Les pères plus impliqués
Loin de Sophie Harris-Taylor l’idée de proposer un manuel explicatif ou un guide de bonne conduite. Elle sait que c’est un rôle nouveau que doit investir une jeune maman. Et comme pour tout rôle, il y a différentes interprétations. Qui serait en mesure de dire laquelle est la meilleure ? Il s’agit d’un numéro de duettistes qui scelle la filiation mère/enfant et supporte peu les incursions extérieures. Mais la photographe le reconnaît, la question de l’allaitement évolue dans l’opinion publique et dans les habitudes. « Le regard a changé. La génération de ma mère était plus prude. Par exemple, elle ne m’aurait certainement pas nourrie dans un café ou n’importe quel lieu public. Mon époque est plus libérale. J’ai l’impression que c’est la même chose pour les hommes. Les pères d’aujourd’hui sont beaucoup plus impliqués ».

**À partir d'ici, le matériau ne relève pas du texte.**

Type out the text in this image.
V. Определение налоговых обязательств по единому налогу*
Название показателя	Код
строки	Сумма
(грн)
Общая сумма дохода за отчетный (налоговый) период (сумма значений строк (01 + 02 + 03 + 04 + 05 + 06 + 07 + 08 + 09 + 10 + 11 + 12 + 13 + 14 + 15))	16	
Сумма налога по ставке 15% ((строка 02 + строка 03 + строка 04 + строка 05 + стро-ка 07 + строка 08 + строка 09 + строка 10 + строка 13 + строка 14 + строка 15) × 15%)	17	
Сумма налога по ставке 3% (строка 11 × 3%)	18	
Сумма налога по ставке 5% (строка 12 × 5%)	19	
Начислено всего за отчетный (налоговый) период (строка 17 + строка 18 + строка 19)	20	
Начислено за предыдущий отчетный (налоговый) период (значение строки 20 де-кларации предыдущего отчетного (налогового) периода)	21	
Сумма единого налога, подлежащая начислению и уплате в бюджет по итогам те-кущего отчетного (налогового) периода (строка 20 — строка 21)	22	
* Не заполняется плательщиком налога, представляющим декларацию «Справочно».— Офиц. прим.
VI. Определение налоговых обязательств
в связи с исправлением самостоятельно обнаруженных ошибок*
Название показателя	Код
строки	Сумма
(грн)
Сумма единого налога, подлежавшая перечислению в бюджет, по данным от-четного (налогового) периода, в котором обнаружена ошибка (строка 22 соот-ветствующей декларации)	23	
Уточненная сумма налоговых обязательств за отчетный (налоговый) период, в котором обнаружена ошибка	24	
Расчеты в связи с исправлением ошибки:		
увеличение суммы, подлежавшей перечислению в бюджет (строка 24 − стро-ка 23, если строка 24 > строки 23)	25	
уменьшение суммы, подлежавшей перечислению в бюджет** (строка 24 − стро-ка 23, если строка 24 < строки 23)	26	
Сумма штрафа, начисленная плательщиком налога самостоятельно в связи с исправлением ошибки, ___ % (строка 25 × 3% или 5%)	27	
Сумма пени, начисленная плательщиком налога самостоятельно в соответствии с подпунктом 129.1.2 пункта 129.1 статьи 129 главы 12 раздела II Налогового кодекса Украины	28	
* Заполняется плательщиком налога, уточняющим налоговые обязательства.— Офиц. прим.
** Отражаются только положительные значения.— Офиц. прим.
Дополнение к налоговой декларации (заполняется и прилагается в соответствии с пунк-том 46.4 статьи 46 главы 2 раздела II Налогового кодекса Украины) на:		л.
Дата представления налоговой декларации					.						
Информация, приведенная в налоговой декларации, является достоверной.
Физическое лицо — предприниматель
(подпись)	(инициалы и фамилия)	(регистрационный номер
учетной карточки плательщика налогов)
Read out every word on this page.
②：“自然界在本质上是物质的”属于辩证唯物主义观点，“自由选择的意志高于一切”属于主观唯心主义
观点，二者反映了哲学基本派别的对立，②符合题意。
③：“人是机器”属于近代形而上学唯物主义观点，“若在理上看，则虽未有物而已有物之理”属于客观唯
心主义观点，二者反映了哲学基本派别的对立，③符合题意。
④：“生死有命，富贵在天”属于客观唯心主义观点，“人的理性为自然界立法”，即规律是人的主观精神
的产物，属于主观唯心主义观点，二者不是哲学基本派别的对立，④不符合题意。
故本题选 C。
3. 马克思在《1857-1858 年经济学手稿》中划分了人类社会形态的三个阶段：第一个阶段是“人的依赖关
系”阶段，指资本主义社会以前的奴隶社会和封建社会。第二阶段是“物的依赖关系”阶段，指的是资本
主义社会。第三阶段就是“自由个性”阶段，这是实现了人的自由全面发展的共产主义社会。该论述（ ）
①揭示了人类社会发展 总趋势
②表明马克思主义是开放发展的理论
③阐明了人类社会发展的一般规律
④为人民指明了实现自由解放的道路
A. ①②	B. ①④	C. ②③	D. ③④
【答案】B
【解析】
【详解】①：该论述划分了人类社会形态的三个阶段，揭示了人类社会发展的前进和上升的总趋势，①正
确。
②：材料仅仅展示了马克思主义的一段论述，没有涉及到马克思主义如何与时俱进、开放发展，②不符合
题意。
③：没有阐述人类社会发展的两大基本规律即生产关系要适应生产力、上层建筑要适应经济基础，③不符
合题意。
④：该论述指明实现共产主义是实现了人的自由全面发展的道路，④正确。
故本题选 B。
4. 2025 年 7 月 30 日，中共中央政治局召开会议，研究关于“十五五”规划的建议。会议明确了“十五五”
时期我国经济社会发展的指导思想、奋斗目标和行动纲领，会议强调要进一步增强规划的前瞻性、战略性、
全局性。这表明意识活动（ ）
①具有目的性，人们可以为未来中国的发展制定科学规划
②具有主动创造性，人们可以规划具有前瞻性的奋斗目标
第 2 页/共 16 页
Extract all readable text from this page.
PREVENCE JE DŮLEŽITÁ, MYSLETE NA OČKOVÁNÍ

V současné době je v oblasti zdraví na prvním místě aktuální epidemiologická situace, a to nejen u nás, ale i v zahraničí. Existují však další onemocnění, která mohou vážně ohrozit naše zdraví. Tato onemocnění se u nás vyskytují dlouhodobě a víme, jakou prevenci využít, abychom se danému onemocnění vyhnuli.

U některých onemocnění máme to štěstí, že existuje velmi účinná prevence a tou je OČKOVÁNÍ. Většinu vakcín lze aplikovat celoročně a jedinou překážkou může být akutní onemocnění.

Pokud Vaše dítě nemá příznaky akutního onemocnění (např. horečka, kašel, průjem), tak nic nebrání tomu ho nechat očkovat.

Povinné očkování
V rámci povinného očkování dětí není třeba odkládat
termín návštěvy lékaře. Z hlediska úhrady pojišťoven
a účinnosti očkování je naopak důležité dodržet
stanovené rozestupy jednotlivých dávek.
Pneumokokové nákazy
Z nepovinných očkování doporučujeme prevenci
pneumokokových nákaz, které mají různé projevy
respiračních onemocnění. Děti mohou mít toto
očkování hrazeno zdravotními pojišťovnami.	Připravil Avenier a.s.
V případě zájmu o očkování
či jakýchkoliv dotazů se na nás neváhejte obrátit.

Cependant, des progrès restent à réaliser. C’est ce que nous pouvons constater à la lecture des mots de Nicole, une des femmes photographiées par Sophie Harris-Taylor. « Je crois que les femmes occidentales rencontrent plus de difficultés à allaiter parce que nous faisons ces choses en isolement plutôt qu’en communauté, confie cette dernière. Si l’allaitement ne se faisait pas principalement à huis clos, nous y serions plus exposés et donc mieux préparés. Je ne pense pas non plus que la société crée assez d’espaces publics favorables à l’allaitement. Il arrive qu’on nous fasse sentir que c’est un inconvénient plus qu’une nécessité naturelle ». Nous le savons, des mères se sont vu refuser l’accès à des établissements pour avoir simplement voulu nourrir leur enfant. Espérons qu’en diffusant les photographies qui composent MILK, Sophie Harris-Taylor participe à faire progresser les mentalités et, autant que possible, apporter un peu de sororité aux jeunes mères.